Пимен, конечно, не относился к тем, кто вообще когда-либо и отчего-либо мог потерять себя. За время разговоров с ним Евфросиния прекрасно это поняла, и убеждение, что она сумеет перевернуть ему душу своими рассказами, тоже сильно поколебалось; но то, что он пришёл к такой мысли, не смолчал, не стал таиться (или не смог!), укрепило её в надежде, что старания её не останутся втуне. Она верила и знала по своему немалому опыту: то, о чём она ему поведала, будет действовать исподволь, постепенно, въедаясь в него, как хворь. Сейчас, сразу, оно и впрямь могло не подействовать — всё-таки это были лишь слова... Убедительных доказательств, кроме крестных клятв, у неё не было, а Пимен был как раз из тех попов, которые меньше всего верят крестным клятвам, зная их истинную цену. И она не клялась перед ним, не прибавляла этой сомнительной силы тому, что было достаточно сильно само по себе. Она предоставила все времени. Время! Оно и лекарь, и свидетель, и судья, и самый убедительный собеседник! Она знала: чем больше Пимен будет размышлять о нынешнем, тем глубже в него будет проникать то прошлое, о котором она поведала ему, и он сам найдёт доказательства, сам откроет их — там, где она, Евфросиния, и не видит их.

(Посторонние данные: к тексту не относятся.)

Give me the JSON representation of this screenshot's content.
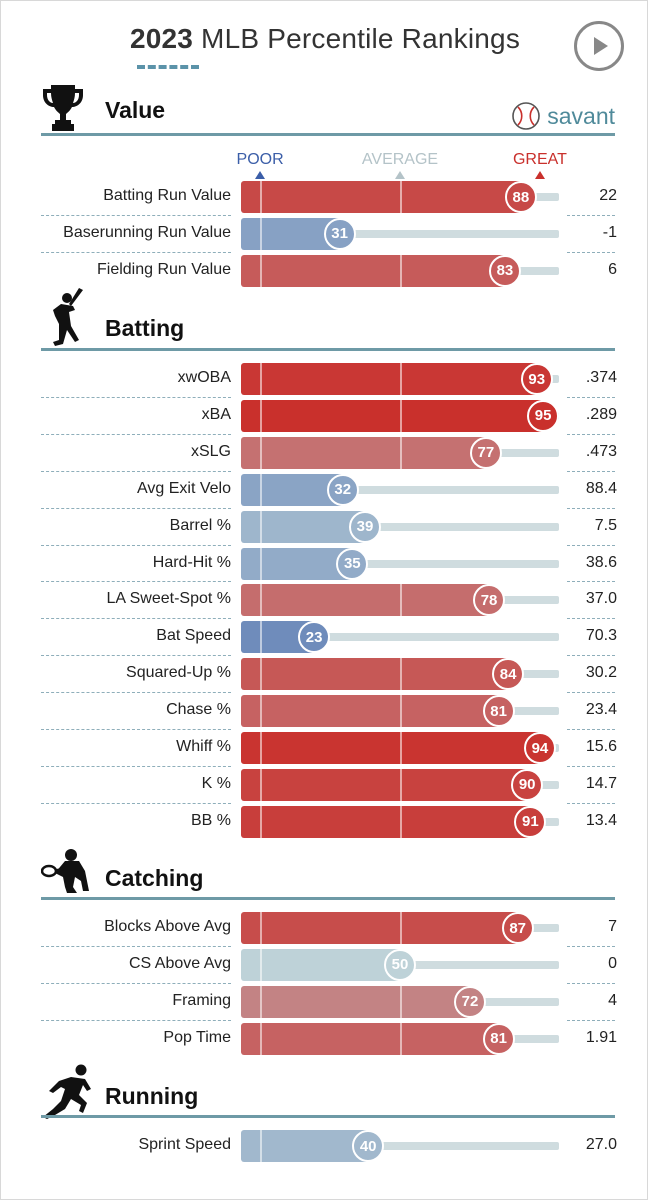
{
  "header": {
    "year": "2023",
    "title": "MLB Percentile Rankings"
  },
  "logo": {
    "text": "savant"
  },
  "scale": {
    "poor": "POOR",
    "average": "AVERAGE",
    "great": "GREAT"
  },
  "colors": {
    "great": "#c9302c",
    "poor": "#3b5ea8",
    "average": "#b4ccd4",
    "track": "#cfdcdf",
    "rule": "#6e9aa6"
  },
  "chart_data": {
    "type": "bar",
    "title": "2023 MLB Percentile Rankings",
    "xlim": [
      0,
      100
    ],
    "scale_labels": [
      "POOR",
      "AVERAGE",
      "GREAT"
    ],
    "sections": [
      {
        "id": "value",
        "name": "Value",
        "icon": "trophy-icon",
        "metrics": [
          {
            "label": "Batting Run Value",
            "percentile": 88,
            "value": "22"
          },
          {
            "label": "Baserunning Run Value",
            "percentile": 31,
            "value": "-1"
          },
          {
            "label": "Fielding Run Value",
            "percentile": 83,
            "value": "6"
          }
        ]
      },
      {
        "id": "batting",
        "name": "Batting",
        "icon": "batter-icon",
        "metrics": [
          {
            "label": "xwOBA",
            "percentile": 93,
            "value": ".374"
          },
          {
            "label": "xBA",
            "percentile": 95,
            "value": ".289"
          },
          {
            "label": "xSLG",
            "percentile": 77,
            "value": ".473"
          },
          {
            "label": "Avg Exit Velo",
            "percentile": 32,
            "value": "88.4"
          },
          {
            "label": "Barrel %",
            "percentile": 39,
            "value": "7.5"
          },
          {
            "label": "Hard-Hit %",
            "percentile": 35,
            "value": "38.6"
          },
          {
            "label": "LA Sweet-Spot %",
            "percentile": 78,
            "value": "37.0"
          },
          {
            "label": "Bat Speed",
            "percentile": 23,
            "value": "70.3"
          },
          {
            "label": "Squared-Up %",
            "percentile": 84,
            "value": "30.2"
          },
          {
            "label": "Chase %",
            "percentile": 81,
            "value": "23.4"
          },
          {
            "label": "Whiff %",
            "percentile": 94,
            "value": "15.6"
          },
          {
            "label": "K %",
            "percentile": 90,
            "value": "14.7"
          },
          {
            "label": "BB %",
            "percentile": 91,
            "value": "13.4"
          }
        ]
      },
      {
        "id": "catching",
        "name": "Catching",
        "icon": "catcher-icon",
        "metrics": [
          {
            "label": "Blocks Above Avg",
            "percentile": 87,
            "value": "7"
          },
          {
            "label": "CS Above Avg",
            "percentile": 50,
            "value": "0"
          },
          {
            "label": "Framing",
            "percentile": 72,
            "value": "4"
          },
          {
            "label": "Pop Time",
            "percentile": 81,
            "value": "1.91"
          }
        ]
      },
      {
        "id": "running",
        "name": "Running",
        "icon": "runner-icon",
        "metrics": [
          {
            "label": "Sprint Speed",
            "percentile": 40,
            "value": "27.0"
          }
        ]
      }
    ]
  }
}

И всё-таки, провожая Пимена из Старицы, Евфросиния чувствовала, что не сделала ещё чего-то — быть может, самого главного, чем могла привлечь его на свою сторону или укрепить в нём прежнее, если он уже был на её стороне. Сказала об этом своей неизменной советчице и наперснице — Марфе Жулебиной, и та прямо заявила ей:
— Ты, матушка, в Пимена дух свой вселяла, чая, что ему недостаёт собственного, о попранной правде, о беззакониях Елениных плакалась, чая пробудить в нём праведное негодование... А ему нет до прошлого никоторого дела, и он не жаждет и не ищет положить душу за правду. У него своё на уме. Что — покуда неведомо, но, что бы ни было, выгод себе приискать он не преминет. Потому тебе следовало открыто сказать ему, что Старица и дом Святой Софии [65] более обрящут выгод, ежели будут заедино, а не порознь.
65
Дом Святой Софии — синоним новгородской епархии.